The three cast members, Kaleb Alexander, Lauren Brotman, and Cherissa Richards, are all excellent, and excellently directed by Jack Grinhaus. My heart sank when I first heard them delivering Green’s lines unaltered in a vaguely Carribbean-English London accent, but with the exception of a few glitches, they sustain that accent convincingly. And I soon understood why they chose to retain the play’s setting and voices (unlike, say, Seventh Stage’s recent Dora-nominated production of Bryony Lavery’s Stockholm). Green’s dialogue, while spare, often brutal, and largely free of imagery or metaphorical flights of fancy, is stunningly beautiful in its musicality, and this cast delivers it with a very impressive sense for the text’s cadences and rhythms, of which the inflections of the characters’ accents are an essential part. Green has been compared, perhaps inevitably given her subject matter, to Sarah Kane, but her language reminds me much more of dramatists such as Suzan Lori Parks — there is an abstract quality to her writing, for all its vulgarity, an investment in the sound and the melody of words and lines and sentences that finds poetry in language that at times makes the script sound like verbatim theatre. And yet, she is also writing in a social realist vein, and her characters could hardly be described as abstractions.

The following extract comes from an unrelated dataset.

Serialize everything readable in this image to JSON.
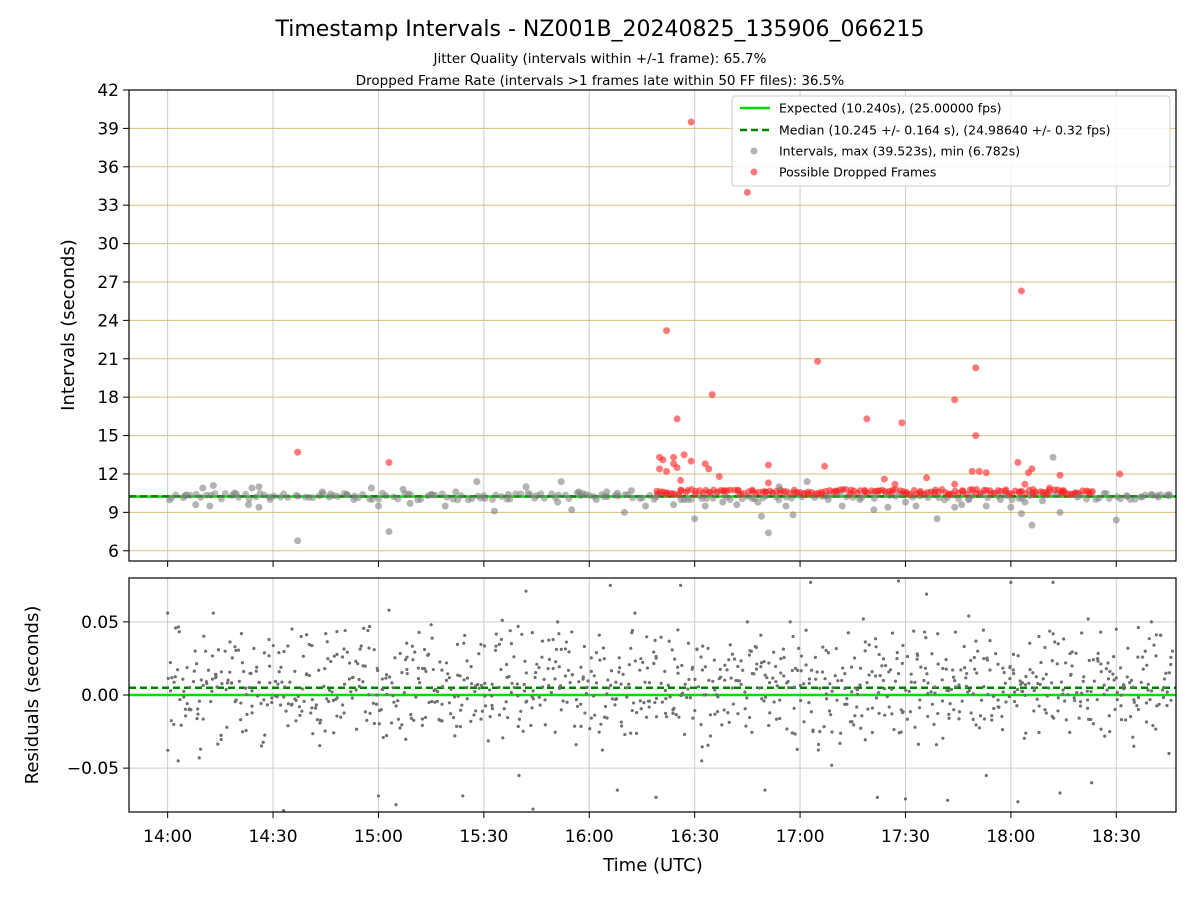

All of this poses a tremendous challenge for actors and director alike, and this company happily makes the most of them, striking a fine balance between psychological realism and a mode of delivering the lines that can at any moment surrender the character to the words and their sounds. One recurrent staging decision encapsulates their technique. Both Amelia (Richards) and her brother (?), Jason (Alexander), at various points cling to the black brick walls surrounding the narrow stage, Jason with pathological intensity, in a gesture that reads as a psychologically realist embodiment of anxiety; but they also turn those walls into an aid to vocal projection in those moments, letting them amplify and distort their words, and finding in that sound a rich note to add to the polyphony of Green’s score/script.

Dirty Butterfly may not be a play free of structural problems, but it is an intriguingly imperfect one; and this gorgeous, very accomplished, and rigorously conceived production makes the most of it. I’d love to see more shows like this.